I’ve already learned that I really have to finish what I start at least in the same 24 hours or so because my mind will be somewhere totally different after that. So, I might polish this but it is what it is.
I love language, I love the English language in all its permutations. I love its complexity, its tones and shades. Of all the brushes of art it is the broadest to me. German is a neat language but it is cumbersome. They make new words by stringing old words together or adopting words from other languages. English usually grows from the streets, occasionally adopting something usually encountered in music or from the web. Those words my mother though of as disgusting slang words spread and a few are finally accepted into formal communications, like using the word selfie for a picture taken of yourself. Or the misuse of an existing word like opinionated to mean having a lot of opinions instead of “conceitedly assertive and dogmatic in one’s opinions,” as Google has it still. I will bristle when called that until I’m reassured the user didn’t know its real meaning.
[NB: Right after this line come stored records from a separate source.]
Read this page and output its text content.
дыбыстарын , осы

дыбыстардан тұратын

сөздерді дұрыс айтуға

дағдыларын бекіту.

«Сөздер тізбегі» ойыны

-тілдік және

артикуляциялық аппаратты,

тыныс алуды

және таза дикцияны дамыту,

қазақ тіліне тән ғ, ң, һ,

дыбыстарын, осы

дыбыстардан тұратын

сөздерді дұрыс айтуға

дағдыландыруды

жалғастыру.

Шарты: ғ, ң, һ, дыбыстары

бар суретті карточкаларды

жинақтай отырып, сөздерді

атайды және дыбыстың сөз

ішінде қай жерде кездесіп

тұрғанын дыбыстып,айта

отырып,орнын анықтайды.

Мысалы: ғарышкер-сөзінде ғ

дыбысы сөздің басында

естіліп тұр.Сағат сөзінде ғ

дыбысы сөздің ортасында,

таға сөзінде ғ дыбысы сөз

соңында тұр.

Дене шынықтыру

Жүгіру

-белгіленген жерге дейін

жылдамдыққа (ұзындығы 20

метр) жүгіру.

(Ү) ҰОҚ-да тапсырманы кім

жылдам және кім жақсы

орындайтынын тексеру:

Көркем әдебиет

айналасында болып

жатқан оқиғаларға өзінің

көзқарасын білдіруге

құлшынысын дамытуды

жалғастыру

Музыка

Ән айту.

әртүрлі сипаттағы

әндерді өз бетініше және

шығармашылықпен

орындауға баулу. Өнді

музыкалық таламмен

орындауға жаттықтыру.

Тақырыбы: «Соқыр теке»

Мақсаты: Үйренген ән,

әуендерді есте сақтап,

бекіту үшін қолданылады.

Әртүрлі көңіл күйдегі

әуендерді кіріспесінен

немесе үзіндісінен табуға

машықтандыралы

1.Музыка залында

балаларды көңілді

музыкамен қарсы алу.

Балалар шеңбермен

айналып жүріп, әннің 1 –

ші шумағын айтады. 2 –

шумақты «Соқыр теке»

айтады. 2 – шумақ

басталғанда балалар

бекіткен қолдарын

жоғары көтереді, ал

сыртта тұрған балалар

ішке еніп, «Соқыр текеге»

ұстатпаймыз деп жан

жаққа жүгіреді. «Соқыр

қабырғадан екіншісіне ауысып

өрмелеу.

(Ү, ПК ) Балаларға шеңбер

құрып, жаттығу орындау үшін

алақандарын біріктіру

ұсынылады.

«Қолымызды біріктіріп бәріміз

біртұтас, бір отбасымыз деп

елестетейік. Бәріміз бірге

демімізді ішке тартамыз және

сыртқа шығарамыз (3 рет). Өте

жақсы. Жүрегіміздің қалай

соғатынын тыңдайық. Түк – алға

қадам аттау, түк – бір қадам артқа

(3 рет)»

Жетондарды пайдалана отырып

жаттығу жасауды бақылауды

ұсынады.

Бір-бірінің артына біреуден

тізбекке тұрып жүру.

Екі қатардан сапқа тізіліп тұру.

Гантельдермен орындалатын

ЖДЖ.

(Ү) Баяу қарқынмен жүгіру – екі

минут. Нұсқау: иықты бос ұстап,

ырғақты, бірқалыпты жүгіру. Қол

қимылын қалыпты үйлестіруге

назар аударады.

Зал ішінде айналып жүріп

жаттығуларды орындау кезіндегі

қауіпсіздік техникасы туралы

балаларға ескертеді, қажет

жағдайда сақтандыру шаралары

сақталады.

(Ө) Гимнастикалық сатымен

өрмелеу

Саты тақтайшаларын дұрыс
The thing about English is that it is so easy to weave words into the most amazing images. The gradations available in English are limited only by our own linguistic sense. When a word doesn’t exist we can make it without the gargantuan constructions of German. I don’t know how other languages make new words. In this globalized world it seems adoption is so common. But taking language as we used it in our daily lives and reweaving it is so attractive. Rap music is really poetry to music. Listen to the language in it (beeping out the cursing and obscenity) and how words are layered to make more than a picture but a relief sculpture with great depth and detailed where desired.
We play with language. It really does mould our view of the world. Examples from Addicting Info that just popped up on my Facebook:
“Government spending?” No, we’re “investing in America.”
“They’re not ‘entitlements.’ Social Security, Medicare, and Unemployment are “earned benefits” that we PAY for.”
“’Gun Control?’ How about “gun safety?”
I really became aware of it when I was reading fairy tales in the German. English really changes the tone. The word choice really matters. I found the children’s stories really scary in German. Some are in English but I was horrified as an American reading what they told children in the 1800s. It has an impact that can last a lifetime. The art of writing to me is to take words and refocus or to extend focus. The narratives we write are to give context to concepts, to explore how our conceptual framework structures our lives. Ultimately I want to answer the question, how do we build a community that supports all of its members in the ways they need? So I write to address all the subsets of that question.
Who are members? What needs can community fill? Where does the individual start and stop and where does the individual fit into a community? Does the community really address everyone’s needs or are there those who don’t belong in that community? If there are those who don’t fit, where do they go and then how do communities with different needs coexist in a global setting? How can we build a world where conflicts don’t become wars? Most conflicts are over relative things like religion, laws, economic systems, scarce resources. Can we move the conversation through changing our point of view? I believe so and I believe that change comes through how we talk about them. Language matters so much. There are so many examples from advertising slogans to the way laws are being made about how we talk about science. Politics is the first and final place where we recognize manipulation. We have called it propaganda. It has to do with who is the good guy and who is the bad, who is taking and who is giving, who is working and who is mooching.
I want to steer clear of overt politics in speaking of language but it is such a rich pot of examples of the use/misuse of language. It is the most typical place you find language used to lead or mislead.